Thanks for the suggestion, Jesse. I did just have to tell one student that I could not grade it as it was handed in because it is almost directly from the Web (which kills me, because he handed in a rough draft. Did he even read my comments?). So I told him to do a web search on "plagiarism paraphrase" so he'd understand the problem.
Natter 45: Smooth as Billy Dee Williams.
Off-topic discussion. Wanna talk about corsets, duct tape, or physics? This is the place. Detailed discussion of any current-season TV must be whitefonted.
And here's another one which seems to have the same errors as her rough draft. I'm feeling less amused as I get further into the stack.
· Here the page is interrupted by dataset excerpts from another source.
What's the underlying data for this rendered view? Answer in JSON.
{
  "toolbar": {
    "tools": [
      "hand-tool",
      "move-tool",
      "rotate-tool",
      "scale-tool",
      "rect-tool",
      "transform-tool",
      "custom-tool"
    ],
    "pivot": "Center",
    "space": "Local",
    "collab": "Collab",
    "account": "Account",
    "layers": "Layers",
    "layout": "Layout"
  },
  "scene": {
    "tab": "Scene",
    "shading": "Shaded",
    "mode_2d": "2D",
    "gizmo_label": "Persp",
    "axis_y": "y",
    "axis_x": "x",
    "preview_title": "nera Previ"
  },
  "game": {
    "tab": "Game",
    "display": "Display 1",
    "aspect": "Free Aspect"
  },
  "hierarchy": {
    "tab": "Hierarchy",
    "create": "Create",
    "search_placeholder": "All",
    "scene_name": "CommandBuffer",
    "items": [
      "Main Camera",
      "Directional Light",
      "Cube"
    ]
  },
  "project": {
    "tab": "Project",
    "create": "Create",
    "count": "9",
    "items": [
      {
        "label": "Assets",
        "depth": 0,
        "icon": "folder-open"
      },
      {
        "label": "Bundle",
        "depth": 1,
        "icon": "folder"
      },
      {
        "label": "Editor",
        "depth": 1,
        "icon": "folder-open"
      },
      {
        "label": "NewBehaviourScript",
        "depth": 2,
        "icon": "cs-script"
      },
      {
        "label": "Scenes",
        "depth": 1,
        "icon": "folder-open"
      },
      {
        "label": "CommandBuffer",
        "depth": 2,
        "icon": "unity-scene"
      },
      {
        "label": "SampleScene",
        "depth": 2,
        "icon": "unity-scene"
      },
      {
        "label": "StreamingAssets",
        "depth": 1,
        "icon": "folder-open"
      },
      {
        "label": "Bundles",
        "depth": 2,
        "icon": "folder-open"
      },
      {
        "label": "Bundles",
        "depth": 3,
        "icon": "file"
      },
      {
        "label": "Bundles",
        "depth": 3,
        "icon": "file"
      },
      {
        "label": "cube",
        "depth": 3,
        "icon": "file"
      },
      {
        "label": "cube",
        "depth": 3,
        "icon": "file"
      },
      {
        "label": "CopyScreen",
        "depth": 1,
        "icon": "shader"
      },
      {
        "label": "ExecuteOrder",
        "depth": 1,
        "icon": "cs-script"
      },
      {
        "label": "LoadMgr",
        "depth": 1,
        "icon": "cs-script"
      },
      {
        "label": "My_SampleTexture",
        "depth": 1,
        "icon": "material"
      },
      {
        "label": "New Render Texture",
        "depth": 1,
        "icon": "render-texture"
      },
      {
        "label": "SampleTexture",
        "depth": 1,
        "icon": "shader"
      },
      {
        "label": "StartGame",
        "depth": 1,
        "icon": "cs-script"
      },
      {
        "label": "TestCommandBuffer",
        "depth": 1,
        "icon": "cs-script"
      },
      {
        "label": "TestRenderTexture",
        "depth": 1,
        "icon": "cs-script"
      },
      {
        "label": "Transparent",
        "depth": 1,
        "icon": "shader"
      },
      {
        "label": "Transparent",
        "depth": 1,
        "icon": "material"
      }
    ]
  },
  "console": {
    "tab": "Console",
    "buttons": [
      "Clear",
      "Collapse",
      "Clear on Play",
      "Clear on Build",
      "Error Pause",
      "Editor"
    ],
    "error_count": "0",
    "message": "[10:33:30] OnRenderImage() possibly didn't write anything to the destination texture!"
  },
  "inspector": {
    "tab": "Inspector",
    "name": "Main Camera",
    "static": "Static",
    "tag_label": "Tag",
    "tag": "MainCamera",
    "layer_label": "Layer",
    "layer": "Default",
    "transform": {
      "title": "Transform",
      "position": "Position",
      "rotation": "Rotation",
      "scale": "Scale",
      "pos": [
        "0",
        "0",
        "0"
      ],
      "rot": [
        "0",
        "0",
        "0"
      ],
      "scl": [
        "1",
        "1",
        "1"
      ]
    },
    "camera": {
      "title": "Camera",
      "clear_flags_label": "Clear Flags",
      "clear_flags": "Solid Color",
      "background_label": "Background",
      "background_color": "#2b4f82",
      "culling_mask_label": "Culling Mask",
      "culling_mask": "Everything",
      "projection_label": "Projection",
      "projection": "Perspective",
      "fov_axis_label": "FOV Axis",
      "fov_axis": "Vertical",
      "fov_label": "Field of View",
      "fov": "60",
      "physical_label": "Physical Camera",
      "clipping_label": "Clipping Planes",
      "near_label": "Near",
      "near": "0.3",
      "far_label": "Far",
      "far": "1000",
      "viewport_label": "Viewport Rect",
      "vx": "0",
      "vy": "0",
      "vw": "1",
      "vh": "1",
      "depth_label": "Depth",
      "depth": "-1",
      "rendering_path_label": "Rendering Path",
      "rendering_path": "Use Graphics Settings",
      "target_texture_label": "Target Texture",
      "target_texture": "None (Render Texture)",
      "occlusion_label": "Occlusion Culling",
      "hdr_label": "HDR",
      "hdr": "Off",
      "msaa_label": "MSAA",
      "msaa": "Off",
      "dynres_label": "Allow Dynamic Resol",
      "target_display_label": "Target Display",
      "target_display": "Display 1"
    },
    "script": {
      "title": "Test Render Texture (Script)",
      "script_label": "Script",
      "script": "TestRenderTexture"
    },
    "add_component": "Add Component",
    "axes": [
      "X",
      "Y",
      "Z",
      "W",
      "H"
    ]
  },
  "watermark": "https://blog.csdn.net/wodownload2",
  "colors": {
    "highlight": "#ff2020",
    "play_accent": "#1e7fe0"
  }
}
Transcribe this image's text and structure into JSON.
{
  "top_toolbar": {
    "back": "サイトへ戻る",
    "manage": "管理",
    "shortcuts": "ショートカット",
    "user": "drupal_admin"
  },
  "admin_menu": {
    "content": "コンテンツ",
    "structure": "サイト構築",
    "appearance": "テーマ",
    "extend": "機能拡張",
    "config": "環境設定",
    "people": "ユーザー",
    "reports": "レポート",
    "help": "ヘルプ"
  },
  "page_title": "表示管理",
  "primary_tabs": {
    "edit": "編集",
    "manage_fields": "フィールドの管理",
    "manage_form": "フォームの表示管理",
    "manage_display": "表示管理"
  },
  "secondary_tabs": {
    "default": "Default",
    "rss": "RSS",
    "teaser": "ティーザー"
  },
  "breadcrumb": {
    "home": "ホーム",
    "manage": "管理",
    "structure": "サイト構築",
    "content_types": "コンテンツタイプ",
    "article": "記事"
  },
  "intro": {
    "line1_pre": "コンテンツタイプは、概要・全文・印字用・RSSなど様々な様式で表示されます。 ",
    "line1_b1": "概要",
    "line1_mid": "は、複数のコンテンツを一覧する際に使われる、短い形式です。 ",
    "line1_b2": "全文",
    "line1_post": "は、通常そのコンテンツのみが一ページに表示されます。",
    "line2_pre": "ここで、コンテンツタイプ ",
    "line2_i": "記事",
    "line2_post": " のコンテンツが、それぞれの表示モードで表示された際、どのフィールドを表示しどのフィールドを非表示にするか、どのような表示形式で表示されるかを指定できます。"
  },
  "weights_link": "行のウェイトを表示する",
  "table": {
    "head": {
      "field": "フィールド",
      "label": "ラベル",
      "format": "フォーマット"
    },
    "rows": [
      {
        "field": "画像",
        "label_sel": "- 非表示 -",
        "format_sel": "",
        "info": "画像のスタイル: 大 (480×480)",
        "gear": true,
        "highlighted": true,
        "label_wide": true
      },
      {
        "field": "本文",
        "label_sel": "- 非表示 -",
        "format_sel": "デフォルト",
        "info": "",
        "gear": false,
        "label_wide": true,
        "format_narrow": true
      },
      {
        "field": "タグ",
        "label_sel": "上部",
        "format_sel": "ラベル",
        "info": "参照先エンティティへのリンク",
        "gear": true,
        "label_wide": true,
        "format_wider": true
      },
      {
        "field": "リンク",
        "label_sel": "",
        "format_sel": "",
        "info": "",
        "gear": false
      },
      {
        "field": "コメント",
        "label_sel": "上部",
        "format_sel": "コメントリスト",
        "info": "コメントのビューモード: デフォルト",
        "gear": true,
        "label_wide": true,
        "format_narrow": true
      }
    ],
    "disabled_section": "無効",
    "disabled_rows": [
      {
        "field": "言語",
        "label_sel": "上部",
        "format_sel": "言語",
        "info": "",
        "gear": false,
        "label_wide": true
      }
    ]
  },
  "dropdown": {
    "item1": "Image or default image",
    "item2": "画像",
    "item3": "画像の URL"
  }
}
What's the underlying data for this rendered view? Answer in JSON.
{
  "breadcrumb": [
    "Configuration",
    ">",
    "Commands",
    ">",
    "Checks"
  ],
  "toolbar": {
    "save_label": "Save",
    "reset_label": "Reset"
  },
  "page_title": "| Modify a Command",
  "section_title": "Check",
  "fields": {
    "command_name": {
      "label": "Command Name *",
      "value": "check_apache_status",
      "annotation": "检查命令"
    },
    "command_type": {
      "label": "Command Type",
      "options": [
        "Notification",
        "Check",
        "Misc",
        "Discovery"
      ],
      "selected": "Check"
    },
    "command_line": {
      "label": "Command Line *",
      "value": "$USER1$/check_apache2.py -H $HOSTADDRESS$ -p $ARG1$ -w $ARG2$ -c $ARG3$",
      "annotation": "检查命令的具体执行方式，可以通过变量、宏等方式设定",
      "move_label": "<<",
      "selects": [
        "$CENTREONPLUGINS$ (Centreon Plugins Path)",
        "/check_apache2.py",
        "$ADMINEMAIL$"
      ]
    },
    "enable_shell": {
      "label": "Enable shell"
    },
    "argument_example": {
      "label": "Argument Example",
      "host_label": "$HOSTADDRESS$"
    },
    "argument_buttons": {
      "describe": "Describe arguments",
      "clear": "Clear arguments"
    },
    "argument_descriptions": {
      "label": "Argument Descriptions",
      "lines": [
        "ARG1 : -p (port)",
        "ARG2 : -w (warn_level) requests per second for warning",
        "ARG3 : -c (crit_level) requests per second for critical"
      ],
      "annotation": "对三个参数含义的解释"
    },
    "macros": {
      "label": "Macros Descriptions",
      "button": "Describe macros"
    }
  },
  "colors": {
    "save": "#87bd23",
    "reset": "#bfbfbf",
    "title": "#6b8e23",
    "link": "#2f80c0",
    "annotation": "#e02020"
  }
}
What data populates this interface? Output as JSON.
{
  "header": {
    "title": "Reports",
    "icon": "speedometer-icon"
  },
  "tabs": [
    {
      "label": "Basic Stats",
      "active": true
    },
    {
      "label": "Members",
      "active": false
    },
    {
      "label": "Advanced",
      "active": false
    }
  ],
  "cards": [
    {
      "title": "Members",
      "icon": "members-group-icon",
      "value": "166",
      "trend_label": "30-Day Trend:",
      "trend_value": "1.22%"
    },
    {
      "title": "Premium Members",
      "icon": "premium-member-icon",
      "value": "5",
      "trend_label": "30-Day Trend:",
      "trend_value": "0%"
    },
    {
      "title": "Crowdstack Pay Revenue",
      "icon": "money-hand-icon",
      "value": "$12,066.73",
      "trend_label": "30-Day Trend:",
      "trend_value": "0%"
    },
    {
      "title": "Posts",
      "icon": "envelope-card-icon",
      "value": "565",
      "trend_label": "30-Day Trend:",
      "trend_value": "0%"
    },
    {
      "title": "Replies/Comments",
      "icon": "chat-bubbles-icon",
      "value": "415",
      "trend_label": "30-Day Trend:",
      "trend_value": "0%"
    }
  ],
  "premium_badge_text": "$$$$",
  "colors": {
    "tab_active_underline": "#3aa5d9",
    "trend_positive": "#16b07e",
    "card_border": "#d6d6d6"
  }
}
I've got to say, Emily, grading papers seems like the worst task ever. I mean, I nearly gave myself a heart attack today trying not to make someone add semicolons to her bulletpoints.
Dana, I like! It has body! (I, err, tracked them down.)
I think I tracked them down, too -- it looks great! And if it doesn't, then someone else's haircut looks great under your name!
Speaking of bullet points, I am writing one of those infernal cover letters with bullet points. After, "Please allow me to highlight my qualifications as they relate to this position:" How do I properly punctuate those bullet points? Do I capitalize the first letter of the first word of the bullet point? I'm never sure, so I usually just try to be consistent.
If what's in the bullet point is a whole sentence, I capitalize and put a period at the end. If the bullet point is a phrase (and the whole thing makes a sentence), I don't capitalize, use semicolons and "and" after the last semicolon. And a period at the end of the last bullet.
I want to see Dana's hair. NO FAIR.
Thanks Jesse.
Keep in mind, my authority is basically pulledoutofmyass.com.